Methodology, reviewed 2026-05-16
Talvio's score is a work-activity-exposure signal. It helps organizations decide where AI training and workflow discovery should start by reading the O*NET activities that make up each occupation, then weighting those activities by their importance and level in the role.
The Talvio Augmentation Potential score is designed for training prioritization, workflow discovery, and budget planning. It is not an individual performance measure and it is not a staffing-impact forecast.
The methodology keeps a high-resolution internal value for validation. Product screens display TAP on a 0-10 scale; it is a display rescaling, not a separate score.

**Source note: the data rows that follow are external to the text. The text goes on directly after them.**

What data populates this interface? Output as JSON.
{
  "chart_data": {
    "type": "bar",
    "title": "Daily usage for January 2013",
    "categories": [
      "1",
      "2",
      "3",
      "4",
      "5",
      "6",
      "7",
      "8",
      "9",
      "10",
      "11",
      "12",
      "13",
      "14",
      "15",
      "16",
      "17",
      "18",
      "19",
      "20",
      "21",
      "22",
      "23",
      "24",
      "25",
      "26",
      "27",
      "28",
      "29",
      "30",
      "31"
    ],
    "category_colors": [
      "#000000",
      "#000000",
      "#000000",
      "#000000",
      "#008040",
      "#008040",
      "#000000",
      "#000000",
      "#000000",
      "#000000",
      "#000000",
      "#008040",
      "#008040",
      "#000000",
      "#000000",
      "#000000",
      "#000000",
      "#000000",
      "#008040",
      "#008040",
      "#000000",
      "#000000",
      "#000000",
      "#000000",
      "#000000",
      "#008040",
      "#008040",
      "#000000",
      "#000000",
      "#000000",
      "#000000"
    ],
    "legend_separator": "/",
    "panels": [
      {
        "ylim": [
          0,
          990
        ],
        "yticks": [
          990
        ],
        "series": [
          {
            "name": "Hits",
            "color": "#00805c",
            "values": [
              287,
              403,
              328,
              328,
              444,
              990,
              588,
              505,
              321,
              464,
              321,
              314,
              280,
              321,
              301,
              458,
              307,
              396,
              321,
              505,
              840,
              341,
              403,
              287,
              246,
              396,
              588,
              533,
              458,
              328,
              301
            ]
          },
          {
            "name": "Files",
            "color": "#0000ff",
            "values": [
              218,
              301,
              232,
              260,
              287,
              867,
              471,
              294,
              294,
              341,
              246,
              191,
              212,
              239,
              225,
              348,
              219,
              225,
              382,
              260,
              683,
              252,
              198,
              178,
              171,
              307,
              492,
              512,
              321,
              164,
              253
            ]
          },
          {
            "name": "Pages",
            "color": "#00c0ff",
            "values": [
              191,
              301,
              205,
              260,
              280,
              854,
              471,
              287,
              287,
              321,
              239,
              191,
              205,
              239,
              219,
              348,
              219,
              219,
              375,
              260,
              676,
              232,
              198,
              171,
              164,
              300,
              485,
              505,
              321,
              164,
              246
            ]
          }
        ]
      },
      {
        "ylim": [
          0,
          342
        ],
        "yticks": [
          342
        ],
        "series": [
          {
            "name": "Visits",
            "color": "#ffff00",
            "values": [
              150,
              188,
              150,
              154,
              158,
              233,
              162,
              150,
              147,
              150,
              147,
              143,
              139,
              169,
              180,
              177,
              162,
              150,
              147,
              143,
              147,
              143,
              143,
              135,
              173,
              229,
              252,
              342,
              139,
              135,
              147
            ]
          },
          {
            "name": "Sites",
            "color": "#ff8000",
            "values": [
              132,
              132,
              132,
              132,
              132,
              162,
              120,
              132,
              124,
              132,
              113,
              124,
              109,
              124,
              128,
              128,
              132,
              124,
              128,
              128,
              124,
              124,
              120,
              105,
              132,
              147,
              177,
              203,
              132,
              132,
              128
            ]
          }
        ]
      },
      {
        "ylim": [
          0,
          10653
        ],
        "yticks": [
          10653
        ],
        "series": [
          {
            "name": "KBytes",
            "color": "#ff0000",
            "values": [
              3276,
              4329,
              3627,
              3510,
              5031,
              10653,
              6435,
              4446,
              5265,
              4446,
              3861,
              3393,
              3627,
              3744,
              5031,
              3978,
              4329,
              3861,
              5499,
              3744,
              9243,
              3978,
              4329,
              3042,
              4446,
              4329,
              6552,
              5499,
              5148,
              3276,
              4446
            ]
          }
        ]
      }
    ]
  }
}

TAP is deterministic: the same reviewed inputs always produce the same score, and the scoring run is arithmetic. There is no model inference at scoring time. The score combines what an occupation does from O*NET with reviewed AI capability maturity values from public benchmarks.
TAP is a within-occupation share of addressable weighted work, not a rank and not an absolute capability claim. Occupations with the same TAP have similar proportions of addressable weighted work, not necessarily similar job content. In the current release, product score explanations are work-activity-based, so top O*NET work-activity drivers are the honest explanation for a role's score.
The reviewed capability scores help shape training design and capability views. They answer "what AI skills are relevant here?" while the priority ranking remains work-activity-exposure-based in the current validated release.
| Capability | Reviewed maturity | Primary benchmark |
|---|---|---|
| Written content generation and editing | 9.2/10 | HELM Capabilities |
| Information synthesis and research | 7.8/10 | Artificial Analysis Intelligence Index |
| Structured data analysis and quantitative reasoning | 8.1/10 | Artificial Analysis Intelligence Benchmarking |
| Coding and software engineering | 8.4/10 | SWE-bench |
| Conversational support and customer interaction | 8.4/10 | Arena Text Leaderboard |
| Translation and cross-language work | 8.5/10 | Artificial Analysis Multilingual Index |
| Speech and audio processing | 7.7/10 | Artificial Analysis Speech to Text Leaderboard |
| Image and document understanding | 8.6/10 | MMMU-Pro |
| Image, video, and design generation | 8.2/10 | Artificial Analysis Image Model Leaderboard |
| Planning, scheduling, and structured decision support | 7.6/10 | GDPval |
| Tool use and autonomous agents | 7.1/10 | METR Time Horizons |
| Domain-specialist reasoning | 7.7/10 | GPQA |
The score is work-activity-exposure-based: the training-prioritization ranking is validated against Felten AIOE (Spearman rho=0.920, n=682 SOC6, O*NET-structure-derived) and independently corroborated against Anthropic Economic Index observed AI task-use (Spearman rho=0.424, n=480 SOC6 occupations, release_2026_03_24). The AEI correlation is moderate and computed on a 54% SOC6 subset; the claim is that TAP corresponds to observed use about as well as the best structural exposure measure (Felten AIOE vs. AEI rho=0.414 on the same n=480 common set), not that it is highly predictive of AI use.
AEI is independent of O*NET structure: it is observed AI task-use rather than an O*NET-structure-derived exposure score, and it corroborates TAP about as strongly as it corroborates AIOE (rho=0.424 vs rho=0.414, n=480 SOC6), addressing the structural-circularity limitation.
GDPval near-zero correlation is explained by construct differences: TAP shows the same pattern as Felten AIOE (rho=0.920, n=682 SOC6, O*NET-structure-derived) and Anthropic Economic Index observed AI task-use (rho=0.424, n=480 SOC6 occupations, release_2026_03_24): strong with exposure measures, moderate with observed use, and near-orthogonal to peak-deliverable-quality benchmarks. For Talvio's purpose, that orthogonality is correct behavior: GDPval measures peak deliverable quality on selected tasks, while TAP measures exposure of an occupation's work-activity mix.
The validated claim is deliberately scoped: Talvio corresponds to observed AI use about as well as Felten AIOE on the matched AEI set (Talvio-vs-AEI rho=0.424; Felten-vs-AEI rho=0.414). It does not claim high prediction of observed use for every occupation or every organization.
For readers who want benchmark comparisons, validation narrative, limitations, references, and audit detail.
The production model carries 122 explicit exclusions across residual, split-code, and out-of-scope military rows. They remain visible as excluded rows with provenance rather than being silently scored.
Reason categories are A residual (residual_soc_no_descriptor_data), B split-code
(split_code_no_work_activities), and C military (out_of_scope_military).
Donor imputation was analyzed and is not included in the production method.